Ойкава смеется. Смеется так, что слезы выступают из глаз. Он сгибается пополам, хватается за ручку чемодана, чтобы удержать равновесие, и пытается отдышаться.
— Слышишь, Матсун? Он смеется. Это хороший знак!
***
— Ну, готов? — Матсун смотрит краем глаза на Ойкаву, зажатого между плечом Макки и окном — места на переднем как-то маловато. Он ничего не отвечает, смотря немигающим взглядом на крыльцо своего дома.
Сердце бешено заходится в груди, и он рефлекторно подносит дрожащую ладонь к груди. Как глупо. Это же дом. За этой дверью его встретят родители и сестра, которую он не видел еще дольше, чем маму с папой. Люди, которые были всю жизнь на его стороне. Но почему-то Ойкаве очень страшно. Страшно дать слабину перед ними именно из-за того, что им все равно, кем он там является и кем так и не стал. Он должен нести ответственность за свои решения, поэтому родителям знать о его сомнениях и метаниях совсем ни к чему. Он выдыхает.
— Да, — Ойкава улыбается. — Сестра меня убьет.
Макки и Матсун усмехаются.
— Если захочешь сбежать — пиши, звони, — Макки хлопает по плечу с такой силой, что Ойкава едва не впечатывается лицом в окно. — Мы не бросим друга в беде!
— Хорошо! — Ойкава кивает и открывает дверь. — А когда вы собирались посидеть?
— Завтра. Сегодня наслаждайся компанией семьи. Не думаю, что они обрадуются, если ты просто свалишь из дома в первый же день, — жмет плечами Матсун. — Да и завтра выходной. Думаю, все смогут.
Кто эти все, Ойкава понимает не до конца, но догадывается. Ему хочется уточнить, будет ли там Ивайзуми, но думает, что это будет выглядеть так, будто ему еще не все равно — на самом деле так и оно и есть, конечно. Уже три года прошло — пора повзрослеть и отпустить, быть может, построить новые приятельские отношения, если это возможно. Ойкава решает, что подтверждение присутствия Ивайзуми на завтрашнем вечере ему не требуется, поэтому он не спрашивает и машет им рукой на прощание, направившись к крыльцу дома.
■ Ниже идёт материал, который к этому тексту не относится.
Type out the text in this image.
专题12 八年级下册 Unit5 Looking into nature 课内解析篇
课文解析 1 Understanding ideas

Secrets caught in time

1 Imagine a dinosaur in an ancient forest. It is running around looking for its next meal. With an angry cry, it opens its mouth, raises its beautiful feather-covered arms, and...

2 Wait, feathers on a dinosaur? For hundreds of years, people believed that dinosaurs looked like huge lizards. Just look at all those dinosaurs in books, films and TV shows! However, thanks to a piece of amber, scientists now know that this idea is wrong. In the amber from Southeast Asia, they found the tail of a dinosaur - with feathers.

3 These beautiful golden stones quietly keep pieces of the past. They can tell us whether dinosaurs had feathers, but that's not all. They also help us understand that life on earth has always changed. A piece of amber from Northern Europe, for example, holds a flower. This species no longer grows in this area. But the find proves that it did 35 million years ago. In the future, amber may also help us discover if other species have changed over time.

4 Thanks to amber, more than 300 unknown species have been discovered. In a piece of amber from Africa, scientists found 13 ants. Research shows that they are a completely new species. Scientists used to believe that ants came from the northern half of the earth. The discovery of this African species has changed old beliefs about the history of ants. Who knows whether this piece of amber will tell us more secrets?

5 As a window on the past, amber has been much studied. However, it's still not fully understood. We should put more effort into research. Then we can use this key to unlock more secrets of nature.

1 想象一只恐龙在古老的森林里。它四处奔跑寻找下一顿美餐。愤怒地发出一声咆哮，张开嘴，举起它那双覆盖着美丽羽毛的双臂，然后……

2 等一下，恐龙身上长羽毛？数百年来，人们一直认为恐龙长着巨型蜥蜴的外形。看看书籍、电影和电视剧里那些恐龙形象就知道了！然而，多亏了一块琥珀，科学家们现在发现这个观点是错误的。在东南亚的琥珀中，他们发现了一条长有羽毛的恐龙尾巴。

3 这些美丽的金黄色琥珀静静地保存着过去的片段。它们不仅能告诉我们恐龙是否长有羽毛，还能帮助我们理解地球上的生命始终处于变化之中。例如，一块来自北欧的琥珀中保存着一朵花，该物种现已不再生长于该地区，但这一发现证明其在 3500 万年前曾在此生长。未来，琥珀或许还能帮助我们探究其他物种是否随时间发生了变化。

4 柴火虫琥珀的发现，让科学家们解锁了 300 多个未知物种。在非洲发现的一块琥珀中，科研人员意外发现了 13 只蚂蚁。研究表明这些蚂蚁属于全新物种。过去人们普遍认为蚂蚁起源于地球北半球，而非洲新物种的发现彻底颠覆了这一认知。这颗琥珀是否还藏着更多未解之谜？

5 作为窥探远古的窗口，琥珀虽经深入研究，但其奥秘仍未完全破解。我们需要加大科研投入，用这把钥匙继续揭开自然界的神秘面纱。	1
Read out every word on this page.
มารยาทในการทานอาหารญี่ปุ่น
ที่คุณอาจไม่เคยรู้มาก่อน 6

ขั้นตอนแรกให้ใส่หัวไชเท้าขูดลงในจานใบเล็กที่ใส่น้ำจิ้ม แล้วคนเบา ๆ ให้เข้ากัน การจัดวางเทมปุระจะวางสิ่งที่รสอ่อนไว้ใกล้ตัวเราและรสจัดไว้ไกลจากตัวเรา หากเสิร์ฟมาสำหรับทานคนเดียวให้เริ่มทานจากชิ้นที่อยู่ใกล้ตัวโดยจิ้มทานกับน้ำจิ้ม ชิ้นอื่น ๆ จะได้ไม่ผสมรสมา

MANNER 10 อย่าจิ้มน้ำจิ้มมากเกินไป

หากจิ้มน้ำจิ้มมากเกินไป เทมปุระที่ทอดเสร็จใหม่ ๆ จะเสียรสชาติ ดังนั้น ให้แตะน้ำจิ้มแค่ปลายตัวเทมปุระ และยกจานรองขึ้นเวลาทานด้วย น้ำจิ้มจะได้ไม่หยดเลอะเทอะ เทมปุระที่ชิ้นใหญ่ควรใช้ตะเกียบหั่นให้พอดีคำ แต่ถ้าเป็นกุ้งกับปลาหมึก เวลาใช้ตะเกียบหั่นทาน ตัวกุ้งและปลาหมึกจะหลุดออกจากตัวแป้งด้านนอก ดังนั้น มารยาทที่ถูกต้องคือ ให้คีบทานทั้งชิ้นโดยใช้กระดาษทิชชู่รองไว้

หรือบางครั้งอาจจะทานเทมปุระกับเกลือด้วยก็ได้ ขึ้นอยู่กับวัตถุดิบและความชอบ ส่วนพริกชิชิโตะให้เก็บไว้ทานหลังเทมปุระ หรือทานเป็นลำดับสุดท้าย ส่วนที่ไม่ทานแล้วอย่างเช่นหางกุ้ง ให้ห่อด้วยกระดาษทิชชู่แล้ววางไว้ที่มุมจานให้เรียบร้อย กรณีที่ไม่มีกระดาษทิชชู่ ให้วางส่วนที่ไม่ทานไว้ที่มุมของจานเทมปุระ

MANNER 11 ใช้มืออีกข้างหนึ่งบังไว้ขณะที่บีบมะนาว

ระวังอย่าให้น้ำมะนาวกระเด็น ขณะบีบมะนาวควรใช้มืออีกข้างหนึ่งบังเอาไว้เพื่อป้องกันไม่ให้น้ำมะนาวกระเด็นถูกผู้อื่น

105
Матсун почти сразу же отъезжает от дома, не дожидаясь, пока Ойкава позвонит в дверной звонок, наверняка понимая, что ему нужно чуть больше времени, прежде чем это сделать. Ойкава провожает взглядом машину, скрывшуюся за поворотом, и поворачивается к входной двери снова.
В голову прокрадывается совершенно дурацкая идея. Он переводит взгляд на дверной замок и понимает, что с тех пор его не меняли. Он хлопает по карманам мастерки и выуживает из нее связку ключей. Выбирает нужный и, как можно тише, вставляет его в замочную скважину — точно, все еще подходит. Прокручивает пару раз и ощущает, как дверь поддается. Ойкава аккуратно толкает ее от себя и приподнимает чемодан за ручку, чтобы не греметь им по полу.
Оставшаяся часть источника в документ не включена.